The voluntary discount scheme sees owners of cars or vans over 10-years-old offered £2,000 off the price of a new car: £1,000 each from the Government and manufacturer/dealer.
Business secretary Lord Mandelson has already ruled out an extension after the RMIF called for a meeting to discuss the matter.
The SMMT had initially remaining undecided over whether an extension was the best long term solution for the industry, but has called for an extension in a unified call from the manufacturers.
Paul Everitt, SMMT chief executive, said: “Consumer confidence is still weak and recovery remains extremely fragile. “Avoiding a relapse in demand is critical to the UK economy and an extension to the scrappage incentive scheme, which has already proven its credentials as a cost-effective support mechanism, will ensure a more stable outlook for vehicle demand.”
The SMMT is calling on the Government to extend the scheme through to the original close date of the end of February 2010, to counter the impact of a higher rate of VAT and the introduction of the first year vehicle excise duty rates.
AM’s September 25 issue will feature a special feature from four different dealer council chairman with their views on the extension of scrappage and readers can join in with the discussion on AM’s forum here.
The SMMT has written to the Government and highlighted the following points:
- Over 100,000 new vehicles have been registered under the scrappage scheme with an order bank of a further 100,000 suggesting the scheme will run out of funding in late October/early November.
- One fifth of the cars registered were either built in the UK or have an engine produced here.
- The scrappage scheme is largely self-funding with the 15% VAT paid on a car bought for £7,650 covering the £1,000 Government contribution.
- SMMT estimates that 70% of the cars bought under the scrappage scheme represent additional sales which would not otherwise have happened in 2009.

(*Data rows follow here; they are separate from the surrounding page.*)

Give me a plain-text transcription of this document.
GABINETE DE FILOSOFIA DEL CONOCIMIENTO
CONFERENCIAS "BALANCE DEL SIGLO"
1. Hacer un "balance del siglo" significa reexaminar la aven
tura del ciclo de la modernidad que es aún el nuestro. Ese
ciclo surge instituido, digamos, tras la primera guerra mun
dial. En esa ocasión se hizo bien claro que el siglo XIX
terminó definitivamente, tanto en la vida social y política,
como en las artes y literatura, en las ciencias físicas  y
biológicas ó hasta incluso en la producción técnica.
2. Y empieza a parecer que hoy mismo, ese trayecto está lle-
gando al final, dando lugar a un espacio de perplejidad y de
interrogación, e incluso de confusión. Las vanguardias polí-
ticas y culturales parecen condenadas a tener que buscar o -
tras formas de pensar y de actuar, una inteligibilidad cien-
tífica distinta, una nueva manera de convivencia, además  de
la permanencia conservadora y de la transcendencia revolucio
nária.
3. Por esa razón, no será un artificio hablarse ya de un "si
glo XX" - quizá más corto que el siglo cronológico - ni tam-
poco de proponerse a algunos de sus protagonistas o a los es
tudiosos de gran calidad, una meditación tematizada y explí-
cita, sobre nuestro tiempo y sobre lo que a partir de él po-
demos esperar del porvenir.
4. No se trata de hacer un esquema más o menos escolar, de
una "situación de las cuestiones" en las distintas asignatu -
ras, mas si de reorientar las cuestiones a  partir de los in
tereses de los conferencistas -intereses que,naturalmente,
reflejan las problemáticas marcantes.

- The average CO2 emissions of a car bought under the scheme are 131.8g/km, 13.5% lower than the pre-scrappage market average of 152.3g/km.
- The average car scrapped under the scheme is 12.6 years old with estimated CO2 emissions of 181.9g/km – 27.6% higher than its replacement.
- 76% of cars bought under the scrappage scheme were classified in the mini or supermini segments.
- 85% of a vehicle’s lifetime CO2 emissions come through use meaning the scheme is likely to save some 2.7m tonnes of CO2.
- SMMT now forecasts the new car market to end 2009 at 1.85m units, above pre-scrappage forecasts but well below the 2.47m pre-recession five year average.